I am always being told I should write for television, usually sitcoms. It's somewhat upsetting. I have been known to attend serious writers' seminars and take notes. I read heavy-hitters, really I do, weighty tomes. Big, scary volumes of history, philosophical inquiry, ethical debate, classic novels in the original French for goodness sake, line my bookshelves, of which I have several. Okay, there's also a lot of true crime books too, I give you that. For flavor, for spice.
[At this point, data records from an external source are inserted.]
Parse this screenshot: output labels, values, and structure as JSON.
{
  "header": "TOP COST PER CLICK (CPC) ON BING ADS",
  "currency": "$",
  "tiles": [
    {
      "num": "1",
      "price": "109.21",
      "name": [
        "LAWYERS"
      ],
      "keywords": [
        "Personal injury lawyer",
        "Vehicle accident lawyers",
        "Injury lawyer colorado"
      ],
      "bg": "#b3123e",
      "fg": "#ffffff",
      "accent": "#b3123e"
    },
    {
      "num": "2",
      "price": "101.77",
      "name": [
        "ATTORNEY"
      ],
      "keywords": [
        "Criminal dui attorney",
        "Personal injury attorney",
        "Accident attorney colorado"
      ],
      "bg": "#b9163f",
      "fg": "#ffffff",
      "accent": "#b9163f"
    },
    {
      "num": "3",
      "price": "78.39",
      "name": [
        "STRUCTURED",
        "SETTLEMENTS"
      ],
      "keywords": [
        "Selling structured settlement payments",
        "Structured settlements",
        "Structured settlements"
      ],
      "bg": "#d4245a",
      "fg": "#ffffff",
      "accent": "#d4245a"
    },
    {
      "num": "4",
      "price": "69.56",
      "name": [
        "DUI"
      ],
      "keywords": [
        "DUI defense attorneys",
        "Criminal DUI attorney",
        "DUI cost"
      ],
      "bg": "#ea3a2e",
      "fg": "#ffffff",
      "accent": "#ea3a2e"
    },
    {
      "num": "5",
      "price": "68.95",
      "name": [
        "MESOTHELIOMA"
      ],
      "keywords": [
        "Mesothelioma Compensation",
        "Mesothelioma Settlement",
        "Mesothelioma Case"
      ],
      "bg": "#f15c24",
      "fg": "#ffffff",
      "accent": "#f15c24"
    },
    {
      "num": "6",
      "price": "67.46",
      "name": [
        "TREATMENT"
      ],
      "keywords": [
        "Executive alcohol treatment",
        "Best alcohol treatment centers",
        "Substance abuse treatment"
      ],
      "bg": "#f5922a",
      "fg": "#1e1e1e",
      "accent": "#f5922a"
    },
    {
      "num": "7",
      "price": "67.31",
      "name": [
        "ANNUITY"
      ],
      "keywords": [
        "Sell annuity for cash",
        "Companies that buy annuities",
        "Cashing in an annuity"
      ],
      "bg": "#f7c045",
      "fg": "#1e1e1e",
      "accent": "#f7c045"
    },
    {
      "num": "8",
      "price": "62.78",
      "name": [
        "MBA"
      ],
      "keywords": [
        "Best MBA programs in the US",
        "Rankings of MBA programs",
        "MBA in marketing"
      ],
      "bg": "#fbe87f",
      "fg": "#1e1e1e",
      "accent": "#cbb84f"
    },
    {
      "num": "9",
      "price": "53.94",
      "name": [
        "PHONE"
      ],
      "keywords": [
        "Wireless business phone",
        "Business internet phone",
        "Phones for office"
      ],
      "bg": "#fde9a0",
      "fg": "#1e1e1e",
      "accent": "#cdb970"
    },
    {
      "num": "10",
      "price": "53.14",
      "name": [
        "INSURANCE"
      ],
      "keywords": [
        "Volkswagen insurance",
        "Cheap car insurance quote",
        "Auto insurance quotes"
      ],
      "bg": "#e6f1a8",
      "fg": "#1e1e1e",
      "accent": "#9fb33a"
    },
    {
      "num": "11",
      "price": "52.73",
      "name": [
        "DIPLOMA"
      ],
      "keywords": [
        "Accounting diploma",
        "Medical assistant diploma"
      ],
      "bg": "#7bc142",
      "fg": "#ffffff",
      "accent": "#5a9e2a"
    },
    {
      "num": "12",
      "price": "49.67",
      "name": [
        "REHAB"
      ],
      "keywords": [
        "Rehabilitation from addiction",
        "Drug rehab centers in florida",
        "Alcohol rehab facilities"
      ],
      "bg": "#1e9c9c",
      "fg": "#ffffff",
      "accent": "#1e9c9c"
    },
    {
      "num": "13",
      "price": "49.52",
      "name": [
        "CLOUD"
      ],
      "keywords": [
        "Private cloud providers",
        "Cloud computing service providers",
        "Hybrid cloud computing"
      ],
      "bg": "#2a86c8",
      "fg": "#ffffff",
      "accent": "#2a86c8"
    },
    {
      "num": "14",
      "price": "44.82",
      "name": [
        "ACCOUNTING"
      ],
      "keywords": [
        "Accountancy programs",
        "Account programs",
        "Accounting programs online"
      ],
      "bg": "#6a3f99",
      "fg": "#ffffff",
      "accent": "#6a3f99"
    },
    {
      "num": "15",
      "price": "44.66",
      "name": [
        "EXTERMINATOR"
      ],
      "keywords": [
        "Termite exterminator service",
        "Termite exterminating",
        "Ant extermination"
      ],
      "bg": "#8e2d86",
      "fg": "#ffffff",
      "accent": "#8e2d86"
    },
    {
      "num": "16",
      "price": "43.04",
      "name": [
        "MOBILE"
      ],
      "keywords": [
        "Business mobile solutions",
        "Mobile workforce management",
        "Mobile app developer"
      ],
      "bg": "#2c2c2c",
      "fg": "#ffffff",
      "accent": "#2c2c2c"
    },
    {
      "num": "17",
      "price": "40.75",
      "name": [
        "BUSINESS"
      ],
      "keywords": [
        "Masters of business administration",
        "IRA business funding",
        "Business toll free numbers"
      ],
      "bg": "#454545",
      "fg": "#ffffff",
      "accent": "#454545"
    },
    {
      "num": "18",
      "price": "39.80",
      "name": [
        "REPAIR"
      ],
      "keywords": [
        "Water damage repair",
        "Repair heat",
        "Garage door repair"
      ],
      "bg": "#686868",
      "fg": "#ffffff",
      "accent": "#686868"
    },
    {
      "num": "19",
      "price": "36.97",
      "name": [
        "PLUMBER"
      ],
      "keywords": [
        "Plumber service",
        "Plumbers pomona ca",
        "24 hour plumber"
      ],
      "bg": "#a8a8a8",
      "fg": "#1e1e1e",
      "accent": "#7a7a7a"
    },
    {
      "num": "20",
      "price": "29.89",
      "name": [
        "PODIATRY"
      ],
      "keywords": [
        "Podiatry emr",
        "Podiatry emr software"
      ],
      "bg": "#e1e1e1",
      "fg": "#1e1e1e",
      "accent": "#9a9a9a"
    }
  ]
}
But I still say and write stuff that makes people, people who like me in the main, say "You know what? You should totally write for 'Friends.'"
Why this should be insulting to me is simple: I'm kind of a big snob, always have been. Sure, I watch television, a lot of television, but even as a kid I knew there was way more snob salon cred in sticking to the PBS stations and eschewing "Dynasty," at least until I discovered the joys of camp.
It's not like I wouldn't be thrilled to hold down a big bucks gig writing for television, particularly a quality product such as "Malcolm in the Middle," which is consistently entertaining, or (dream on) anything touched by the misanthropic hands of Groening. One of my favorite playwrights of all time, Eric Overmyer both wrote for, and eventually became a producer, of "Homicide, Life on the Street." I mean, that show was better than any number of supposedly meaningful theatregoing experiences I've been through, I should be so lucky.
And that's it, really. To write for television is not ignoble, it's just a medium after all, it's value-neutral. But that's not what people mean when they say "you should write for television." I think they mean you are a hoot, you have a facility with words and you come up with funny things to say quickly, all of which are swell. But it seems to imply that you're also a bit of a featherweight in the deep thoughts department.